Bratina was also charged with endangering the welfare of child in the second degree. That count isn't an issue in the state's appeal and remains pending.
An autopsy eventually revealed that Suyapa Bratina died from mixed drug and alcohol intoxication.
In her legal brief, Cooper says Kamp erred in his ruling because the law's meaning is clear to person of average intelligence, a legal standard set through numerous earlier court rulings.
According to the statute: "A person commits the crime of abandonment of a corpse if that person abandons, disposes, deserts, or leaves a corpse without properly reporting the location of the body to the proper law enforcement officials in that county."
Cooper says Bratina's claims that he had no way of knowing what "proper notice" meant or who the "proper law enforcement officials" would have been do not hold up to scrutiny.
"The evidence will ... show that the defendant apparently had no problem contacting law enforcement and emergency medial personnel via the 911 system when he belatedly decided to call them later," Cooper wrote.
Could have been clearer
While conceding the General Assembly could have chosen clearer language when writing the law, Cooper says "the statute is sufficient to place the defendant on notice that he must report a corpse to law enforcement officials before leaving the location of the corpse."
In his response brief, defense attorney Stephen C. Wilson notes that Black's Law Dictionary defines "abandon" as "to forsake entirely; to relinquish all connection with or concern in; to desert."

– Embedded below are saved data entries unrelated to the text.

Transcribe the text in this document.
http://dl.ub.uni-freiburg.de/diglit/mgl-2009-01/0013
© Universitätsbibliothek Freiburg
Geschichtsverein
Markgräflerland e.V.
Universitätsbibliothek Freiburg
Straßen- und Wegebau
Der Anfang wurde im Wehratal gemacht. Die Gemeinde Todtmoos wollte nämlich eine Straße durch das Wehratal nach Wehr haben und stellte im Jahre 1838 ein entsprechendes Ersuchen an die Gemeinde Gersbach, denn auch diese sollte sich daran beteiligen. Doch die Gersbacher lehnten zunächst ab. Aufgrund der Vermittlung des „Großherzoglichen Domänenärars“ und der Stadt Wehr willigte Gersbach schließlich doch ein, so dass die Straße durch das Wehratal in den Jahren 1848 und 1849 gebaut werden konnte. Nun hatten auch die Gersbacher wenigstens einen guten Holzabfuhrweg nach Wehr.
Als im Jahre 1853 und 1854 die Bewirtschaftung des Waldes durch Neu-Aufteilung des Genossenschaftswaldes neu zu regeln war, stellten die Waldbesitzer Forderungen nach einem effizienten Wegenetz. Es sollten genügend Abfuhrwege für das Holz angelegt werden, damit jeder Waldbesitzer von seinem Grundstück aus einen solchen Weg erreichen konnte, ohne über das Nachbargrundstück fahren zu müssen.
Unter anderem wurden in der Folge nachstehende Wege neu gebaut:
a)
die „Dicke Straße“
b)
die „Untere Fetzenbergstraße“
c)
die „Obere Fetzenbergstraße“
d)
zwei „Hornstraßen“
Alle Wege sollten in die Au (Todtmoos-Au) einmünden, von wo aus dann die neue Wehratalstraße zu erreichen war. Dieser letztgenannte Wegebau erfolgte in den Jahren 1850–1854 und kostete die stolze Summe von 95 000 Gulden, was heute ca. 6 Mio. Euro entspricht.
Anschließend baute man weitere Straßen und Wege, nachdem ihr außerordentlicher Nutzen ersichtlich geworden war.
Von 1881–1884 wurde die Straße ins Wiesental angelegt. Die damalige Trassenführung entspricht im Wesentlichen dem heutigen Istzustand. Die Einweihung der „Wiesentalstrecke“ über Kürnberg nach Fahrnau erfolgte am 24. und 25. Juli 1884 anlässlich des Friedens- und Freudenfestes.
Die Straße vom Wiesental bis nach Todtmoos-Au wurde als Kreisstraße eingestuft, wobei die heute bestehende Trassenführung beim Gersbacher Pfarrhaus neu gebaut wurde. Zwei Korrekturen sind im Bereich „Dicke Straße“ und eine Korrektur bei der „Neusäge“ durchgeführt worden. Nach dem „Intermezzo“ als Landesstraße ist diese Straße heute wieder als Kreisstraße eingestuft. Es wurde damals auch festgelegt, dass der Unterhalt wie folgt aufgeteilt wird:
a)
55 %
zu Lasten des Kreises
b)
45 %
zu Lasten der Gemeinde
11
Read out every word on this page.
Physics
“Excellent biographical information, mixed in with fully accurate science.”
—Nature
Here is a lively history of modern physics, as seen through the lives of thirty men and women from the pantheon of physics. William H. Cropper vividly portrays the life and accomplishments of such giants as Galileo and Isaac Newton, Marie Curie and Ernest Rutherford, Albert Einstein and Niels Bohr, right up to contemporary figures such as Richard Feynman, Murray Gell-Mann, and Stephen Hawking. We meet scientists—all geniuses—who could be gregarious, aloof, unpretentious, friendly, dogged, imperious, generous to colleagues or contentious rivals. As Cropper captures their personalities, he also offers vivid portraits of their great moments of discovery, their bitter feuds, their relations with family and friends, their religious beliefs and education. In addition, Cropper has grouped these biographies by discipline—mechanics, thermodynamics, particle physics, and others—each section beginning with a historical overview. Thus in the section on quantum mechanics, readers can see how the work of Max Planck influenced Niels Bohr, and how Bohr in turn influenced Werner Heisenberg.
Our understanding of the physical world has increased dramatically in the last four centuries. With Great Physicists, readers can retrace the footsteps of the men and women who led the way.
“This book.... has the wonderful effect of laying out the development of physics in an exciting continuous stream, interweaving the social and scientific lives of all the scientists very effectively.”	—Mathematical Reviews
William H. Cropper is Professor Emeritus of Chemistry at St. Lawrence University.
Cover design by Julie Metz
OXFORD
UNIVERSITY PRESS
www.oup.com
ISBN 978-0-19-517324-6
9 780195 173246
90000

"In the context of this case, based upon the facts alleged, it is obvious that (Bratina) neither abandoned, disposed of, nor deserted the corpse of his wife," Wilson wrote, noting that Bratina eventually reported the body.
Since the law doesn't adequately define the actions it prohibits, enforcement is open to interpretation and the whim of the prosecutor, Wilson says.
The same year the legislature passed the corpse abandonment law it also enacted a measure outlawing leaving the scene of a boating accident. Wilson notes that law requires that the operator of a boat involved report the accident to law enforcement "without delay."
Wilson says the statute at issue offers citizens no such guidance on how quickly a report must be made, nor does it indicate how much time may pass between discovery and reporting of a body before a delay is "unlawfully excessive."
The case is State of Missouri v. James E. Bratina.